Never short of venture capital, Loewy is now a £47m-turnover business and growing fast. Further acquisitions within the packaging design sector look certain, maybe some based overseas although, according to Hoult, “it’s a bit of a challenge going outside of the M25 right now”.
But although London continues to dominate, a number of agencies to watch are springing up outside the capital, notably Tin Horse, in Marlborough, True North (Manchester), and Bristol-based Taxi Studio, whose client list includes Diageo, Coca-Cola, and Tesco.
Following experience gained under the likes of John Blackburn (the Harvey’s Bristol Cream ‘blue bottle’ originator), Taxi directors Alex Bane, Ryan Wills and Spencer Buck realised an original ambition as students to form their own agency five years ago. “We could see no reason why working from the South West might stop us from worrying the guys up in town a little bit,” says Bane.
BEST OF BRITISH
Pick of the packs submitted for this year’s Design Effectiveness awards organised by the Design Business Association are:
Marqués de Valdueza premium extra virgin olive oil
This strikingly shaped bottle was developed by Design Bridge for a premium olive oil sold under the Marqués de Valdueza brand (produced in Spain by the Alvarez family). The distinctive heritage-inspired label reflects the original brand marque closely associated with the family’s other major commercial interest in cattle breeding. Alvarez oils are sold internationally through high-end delicatessens and supermarkets such as Waitrose and Dean & Deluca (US). While no sales figures are available, Marqués de Valdueza olive oils sales have increased 500% year on year against a category norm of 15%. According to the producer, sales rely solely on brand packaging to the exclusion of any other marketing strategy.
Benylin Cold & Flu
Although Johnson & Johnson’s Benylin holds a 30% value share of cough medicines sold in the UK, it only had 3.8% of the colds and flu treatment market. In looking to extend into the GSL category, design agency Creative Leap initiated an extensive consumer research campaign before developing an iconic ‘wellburst’ graphic for a new pack to compete with Lemsip and Beechams. In attracting new consumers to the brand, Benilyn exceeded its first-year target value in less than four months, and achieved incremental sales during 2006 at more than 18% over target.

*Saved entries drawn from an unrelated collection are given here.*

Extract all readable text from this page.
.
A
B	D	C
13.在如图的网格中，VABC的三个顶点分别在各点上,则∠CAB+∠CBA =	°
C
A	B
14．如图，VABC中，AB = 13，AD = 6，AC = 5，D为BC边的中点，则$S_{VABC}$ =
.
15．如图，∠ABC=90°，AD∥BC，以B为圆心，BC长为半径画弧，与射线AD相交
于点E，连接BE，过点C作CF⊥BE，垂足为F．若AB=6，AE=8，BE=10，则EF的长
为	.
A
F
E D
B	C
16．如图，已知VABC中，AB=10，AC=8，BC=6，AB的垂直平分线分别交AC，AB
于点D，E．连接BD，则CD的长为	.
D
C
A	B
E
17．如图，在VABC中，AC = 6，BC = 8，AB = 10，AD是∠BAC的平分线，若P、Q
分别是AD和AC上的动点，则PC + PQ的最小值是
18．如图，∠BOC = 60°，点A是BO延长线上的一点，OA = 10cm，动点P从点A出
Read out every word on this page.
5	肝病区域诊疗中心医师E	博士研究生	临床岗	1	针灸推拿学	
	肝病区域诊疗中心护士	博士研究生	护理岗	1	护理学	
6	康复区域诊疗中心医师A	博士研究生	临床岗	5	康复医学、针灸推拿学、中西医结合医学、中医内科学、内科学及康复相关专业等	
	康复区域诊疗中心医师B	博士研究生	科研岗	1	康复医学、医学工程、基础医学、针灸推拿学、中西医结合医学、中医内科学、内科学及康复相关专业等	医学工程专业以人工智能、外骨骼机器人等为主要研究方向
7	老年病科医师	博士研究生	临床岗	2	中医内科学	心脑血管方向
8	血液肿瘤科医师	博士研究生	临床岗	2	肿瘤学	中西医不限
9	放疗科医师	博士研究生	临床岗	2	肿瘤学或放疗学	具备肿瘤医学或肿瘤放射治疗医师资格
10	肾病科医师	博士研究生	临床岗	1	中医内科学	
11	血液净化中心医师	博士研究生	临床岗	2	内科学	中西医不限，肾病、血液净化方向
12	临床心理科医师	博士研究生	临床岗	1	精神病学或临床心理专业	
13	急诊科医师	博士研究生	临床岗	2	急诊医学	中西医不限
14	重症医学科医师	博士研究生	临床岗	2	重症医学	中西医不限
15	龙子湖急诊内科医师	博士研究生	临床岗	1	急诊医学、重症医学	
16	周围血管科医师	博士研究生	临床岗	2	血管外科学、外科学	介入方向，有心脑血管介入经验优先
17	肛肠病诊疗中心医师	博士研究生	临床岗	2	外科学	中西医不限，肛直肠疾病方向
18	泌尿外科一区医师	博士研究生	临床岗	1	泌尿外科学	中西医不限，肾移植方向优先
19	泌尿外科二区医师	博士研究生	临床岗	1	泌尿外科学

Waitrose Family Toiletries
Waitrose’s own-label Family Toiletries bath and shower products range was designed by Pearlfisher. Working to a budget of £35,000, the redesign focused on the fresh fruit content within the product. Post-launch (March 2005), sales rose by 58% sustained over the next two years, and value growth of 34%. According to Waitrose, the brand is now worth £1.5m a year (market leader Radox is valued at £1.9m) with Waitrose achieving a 9% annual uplift within a category only growing at 1.5% a year.